Historically such requests would be routinely denied. Many lawyers are reluctant to admit anything. Rule 36, however, has teeth and provides a vehicle to obtain sanctions if the propounding party has to undertake independent investigation or discovery to prove the substance of the propounded requests.
Depositions are probably the most powerful discovery tool. Depositions, however, can be extremely expensive and are not always necessary or appropriate. Depositions should not be taken as a matter of course.
For example, if it involves a non-party witness, consider whether the witness will talk to you informally without having to have your opponent’s counsel present. Consider whether you will be preserving testimony harmful to your case from someone that may otherwise be unavailable at the time of trial. Also consider that by examining the witness you are always to some extent revealing what you believe to be your case strategy.

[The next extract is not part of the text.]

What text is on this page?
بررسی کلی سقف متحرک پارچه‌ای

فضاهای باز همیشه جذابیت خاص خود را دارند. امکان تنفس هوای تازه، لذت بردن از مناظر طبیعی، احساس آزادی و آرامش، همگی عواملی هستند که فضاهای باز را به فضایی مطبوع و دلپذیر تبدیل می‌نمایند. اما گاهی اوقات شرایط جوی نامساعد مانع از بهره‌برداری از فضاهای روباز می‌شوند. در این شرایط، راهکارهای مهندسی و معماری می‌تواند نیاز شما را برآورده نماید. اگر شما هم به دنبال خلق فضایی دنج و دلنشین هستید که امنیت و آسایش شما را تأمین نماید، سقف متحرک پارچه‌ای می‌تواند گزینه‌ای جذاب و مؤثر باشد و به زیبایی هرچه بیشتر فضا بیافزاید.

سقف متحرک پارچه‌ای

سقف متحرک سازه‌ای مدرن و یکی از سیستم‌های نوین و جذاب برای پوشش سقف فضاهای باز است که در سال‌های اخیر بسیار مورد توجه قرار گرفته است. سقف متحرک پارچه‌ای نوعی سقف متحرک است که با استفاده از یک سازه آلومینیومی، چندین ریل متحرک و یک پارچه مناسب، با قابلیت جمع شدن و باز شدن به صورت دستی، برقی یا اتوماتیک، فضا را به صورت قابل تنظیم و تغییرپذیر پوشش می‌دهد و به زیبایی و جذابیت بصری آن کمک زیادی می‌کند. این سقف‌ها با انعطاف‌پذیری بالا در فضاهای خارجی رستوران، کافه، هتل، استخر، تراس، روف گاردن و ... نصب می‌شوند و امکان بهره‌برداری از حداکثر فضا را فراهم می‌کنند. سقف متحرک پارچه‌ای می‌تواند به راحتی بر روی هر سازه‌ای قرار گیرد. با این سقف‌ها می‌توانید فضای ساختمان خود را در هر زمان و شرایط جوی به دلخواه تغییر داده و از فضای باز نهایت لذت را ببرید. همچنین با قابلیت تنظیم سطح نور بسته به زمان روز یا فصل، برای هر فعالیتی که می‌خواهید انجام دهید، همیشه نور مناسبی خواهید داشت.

The very noticing of the deposition forces your opponent to learn his case. By taking the deposition you may be alerting your opponent to weaknesses in the case or to important witnesses that your opponent might not otherwise have discovered. Additionally, by taking the deposition you are providing the witness with a dress rehearsal.
This is particularly true with their experts. You may have just one shot with the witness and you will probably want to save it for trial.
In determining the timing of the depositions in the overall discovery plan, many lawyers prefer to take depositions only after extensive interrogatories and documents have been produced. This approach results in certain disadvantages. It allows the opponent to be better prepared because the opponent has answered interrogatories and collected documents. It also results in a delay giving the other side more time to deal with possible weaknesses. Therefore, in some cases, you should consider either doing limited written discovery followed by deposition or taking the deposition as a starting point for your discovery. Again, early surprise can be a powerful tool.
Know Your Case Before Responding To Discovery
Finally, it is important not to overlook the realities of responding to discovery. As a matter of general consideration, I cannot stress enough the importance of being thoroughly familiar with all aspects of your case before responding to the other side’s discovery requests. For example, don’t try to answer interrogatories until you have spoken with all witnesses that may have information relevant to the matters at issue. Do not try to respond to a document request until you have personally gone through each and every document in order to know exactly what you are providing to the other side and in order to preserve your right to object to any documents that may be protected.
Similarly, before you tender your client or a witness to a deposition, that witness must be fully prepared — not just with respect to the substance and factual matters in issue, but as to what to expect from the deposition process and how to answer and how to conduct themselves generally through the deposition process. Make sure that the deponent understands the theory of the case because only through understanding the theory of the case can she properly respond to the questions that will be put. Always give the witness or deponent a context. Do not assume that the witness, even a major party to the case, knows the contentions of the lawsuit or the important matters in issue.
Discovery is an important part of the trial process. We must not, however, lose sight of the fact that it is a means to an end and not an end unto itself.